While the falling rupee is good news for exporters as they can get substantial value for their goods and services, it’s the opposite for importers. India is known to have a negative trade balance, meaning imports are higher than exports, which adds pressure to the country’s foreign reserve. As a result, India’s forex reserve fell by $89 billion in the ten months to $553 billion as of September 2022.
While a strong dollar helps the US fight inflation more effectively, it creates inflationary pressure for other economies. A weaker rupee has significantly increased the input costs resulting in inflationary pressure on the economy. Higher input costs always impact the company’s bottom lines and capital expenditure plans, resulting in the stock’s underperformance.
High Cost of Credit
The Reserve Bank of India must resort to increasing the repo rate to tame the inflationary pressure, which increases the cost of borrowing in the country, impacting the value creation process.
In 2022, RBI has hiked the repo rate by 90 basis points, and if inflation persists, it may raise the rates further in the next monetary policy meet. The increased cost of borrowing will drive down consumption, impacting growth stocks as they rely heavily on both capital and steady consumption.

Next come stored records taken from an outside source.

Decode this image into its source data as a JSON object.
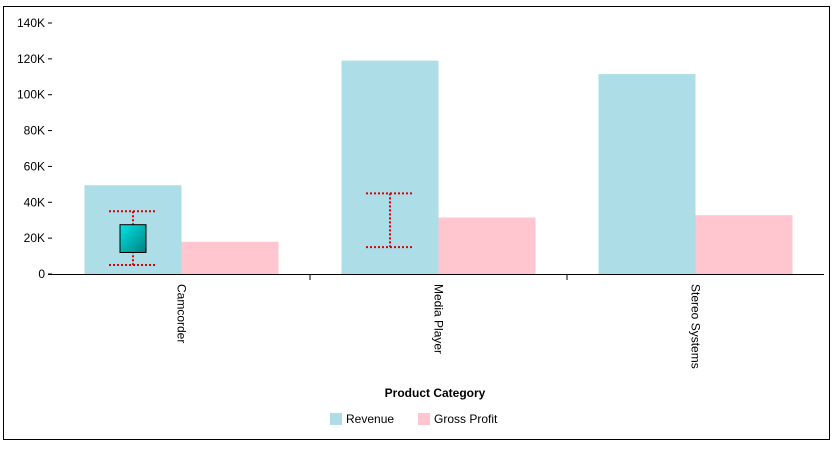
{
  "chart_data": {
    "type": "bar",
    "categories": [
      "Camcorder",
      "Media Player",
      "Stereo Systems"
    ],
    "series": [
      {
        "name": "Revenue",
        "values": [
          49500,
          119000,
          111500
        ],
        "color": "#ADDDE7"
      },
      {
        "name": "Gross Profit",
        "values": [
          18000,
          31500,
          32800
        ],
        "color": "#FFC6CF"
      }
    ],
    "xlabel": "Product Category",
    "ylabel": "",
    "ylim": [
      0,
      140000
    ],
    "yticks": [
      0,
      20000,
      40000,
      60000,
      80000,
      100000,
      120000,
      140000
    ],
    "ytick_labels": [
      "0",
      "20K",
      "40K",
      "60K",
      "80K",
      "100K",
      "120K",
      "140K"
    ],
    "legend_position": "bottom",
    "grid": false,
    "annotations": {
      "error_bars": [
        {
          "category": "Camcorder",
          "low": 5000,
          "high": 35000,
          "color": "#E00000"
        },
        {
          "category": "Media Player",
          "low": 15000,
          "high": 45000,
          "color": "#E00000"
        }
      ],
      "box": {
        "category": "Camcorder",
        "low": 12000,
        "high": 27500,
        "color_top": "#00E5E5",
        "color_bottom": "#008080"
      }
    }
  }
}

The Outflow of Foreign Institutional Investors
The Powell policy Fed rate hikes make the US treasury yields more attractive for investors. They motivate foreign institutional investors to shift their money from emerging economies to invest more in debt instruments in the US market. And the returns from investing in the US treasury are entirely risk-free, making it the best investment alternative in these volatile and uncertain market conditions.

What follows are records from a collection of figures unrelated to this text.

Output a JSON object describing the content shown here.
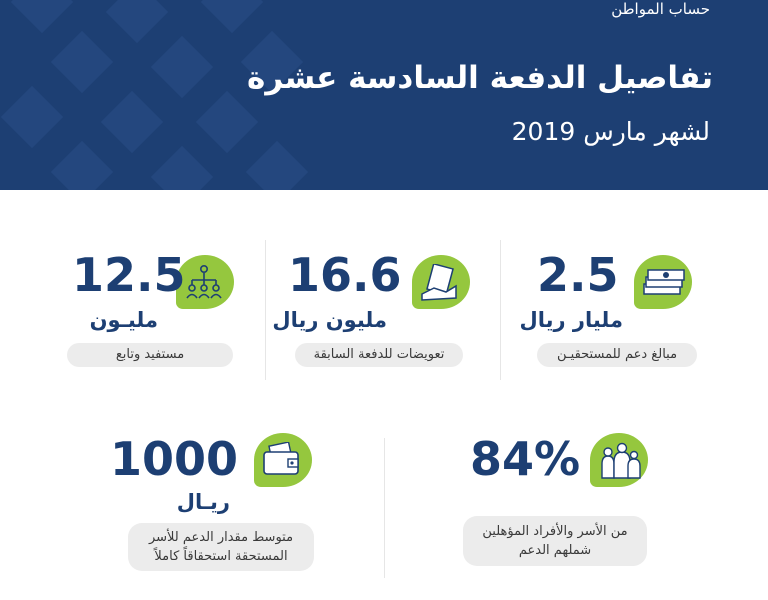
{
  "header": {
    "brand": "حساب المواطن",
    "title": "تفاصيل الدفعة السادسة عشرة",
    "subtitle": "لشهر مارس 2019",
    "background_color": "#1d3f73"
  },
  "stats": [
    {
      "icon": "money-stack-icon",
      "value": "2.5",
      "unit": "مليار ريال",
      "label": "مبالغ دعم للمستحقيـن"
    },
    {
      "icon": "hand-cash-icon",
      "value": "16.6",
      "unit": "مليون ريال",
      "label": "تعويضات للدفعة السابقة"
    },
    {
      "icon": "people-network-icon",
      "value": "12.5",
      "unit": "مليـون",
      "label": "مستفيد وتابع"
    },
    {
      "icon": "family-icon",
      "value": "84%",
      "unit": "",
      "label_line1": "من الأسر والأفراد المؤهلين",
      "label_line2": "شملهم الدعم"
    },
    {
      "icon": "wallet-icon",
      "value": "1000",
      "unit": "ريـال",
      "label_line1": "متوسط مقدار الدعم للأسر",
      "label_line2": "المستحقة استحقاقاً كاملاً"
    }
  ],
  "colors": {
    "accent_green": "#95c73e",
    "navy": "#1d3f73",
    "pill_bg": "#ececec"
  }
}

Primarily, selling by foreign institutional investors results in share market corrections and crashes. Such corrections can create panic and fear among domestic investors, who may sell, impacting their portfolio profoundly.

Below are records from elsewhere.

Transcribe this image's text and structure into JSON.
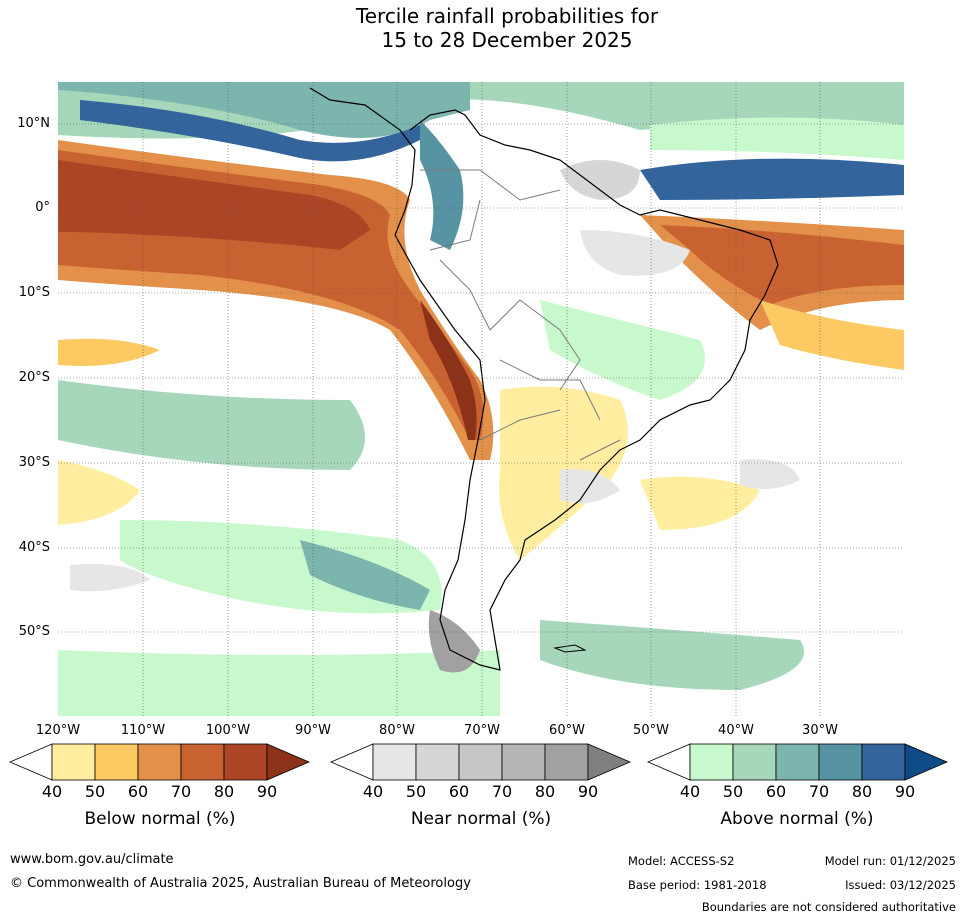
{
  "title": {
    "line1": "Tercile rainfall probabilities for",
    "line2": "15 to 28 December 2025"
  },
  "map": {
    "latitude_labels": [
      "10°N",
      "0°",
      "10°S",
      "20°S",
      "30°S",
      "40°S",
      "50°S"
    ],
    "longitude_labels": [
      "120°W",
      "110°W",
      "100°W",
      "90°W",
      "80°W",
      "70°W",
      "60°W",
      "50°W",
      "40°W",
      "30°W"
    ]
  },
  "colorbars": [
    {
      "id": "below",
      "title": "Below normal (%)",
      "ticks": [
        "40",
        "50",
        "60",
        "70",
        "80",
        "90"
      ],
      "colors": [
        "#ffffff",
        "#ffeea0",
        "#fdc962",
        "#e3914a",
        "#c96231",
        "#ac4525",
        "#8b3218"
      ]
    },
    {
      "id": "near",
      "title": "Near normal (%)",
      "ticks": [
        "40",
        "50",
        "60",
        "70",
        "80",
        "90"
      ],
      "colors": [
        "#ffffff",
        "#e6e6e6",
        "#d6d6d6",
        "#c6c6c6",
        "#b5b5b5",
        "#a1a1a1",
        "#7f7f7f"
      ]
    },
    {
      "id": "above",
      "title": "Above normal (%)",
      "ticks": [
        "40",
        "50",
        "60",
        "70",
        "80",
        "90"
      ],
      "colors": [
        "#ffffff",
        "#c8f9cd",
        "#a6d7bb",
        "#7cb4ae",
        "#5694a4",
        "#33659c",
        "#0e4b87"
      ]
    }
  ],
  "footer": {
    "website": "www.bom.gov.au/climate",
    "copyright": "© Commonwealth of Australia 2025, Australian Bureau of Meteorology",
    "model": "Model: ACCESS-S2",
    "model_run": "Model run: 01/12/2025",
    "base_period": "Base period: 1981-2018",
    "issued": "Issued: 03/12/2025",
    "disclaimer": "Boundaries are not considered authoritative"
  }
}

Impending Liquidity Crisis
A stock market requires sustained liquidity to grow and create value for investors. It was evident during the period between 2020 and 2021 when central banks worldwide opted for an ultra-beneficial monetary policy to reduce the impact of the pandemic. As a result, nifty 50 and BSE Sensex recorded more than 100% increase in value during the period.
In the chart above comparing the movement of the Nifty 50 and Dollar Index, there are two zones marked in green and red. In the green zone between 2020 and 2022, a soft dollar index helped the Nifty 50 move higher due to a better liquidity position in the market. But, from the period starting 2022, a rise in the Dollar Index due to the Powell policy resulted in higher volatility and the Nifty 50 struggling to break higher.
But Fed’s Powell policy with aggressive and long rate hike cycles may trigger liquidity crises, high volatility, and a fall in the price of stocks. Moreover, an extended period of tighter monetary policy may spook investors and shift their money towards low-risk options to save capital.
So, the big question is, what should you do? Trim down your positions, stop investing, or continue buying the dip?
The answer to this question is simple, stick to your investment objectives and strategies. If you are a long-term investor, such short-term volatility should not matter to you. Furthermore, the Fed rate hikes don’t happen overnight. Instead, they discuss and debate these policies publicly weeks in advance. So, you get ample time to plan and manage your investments.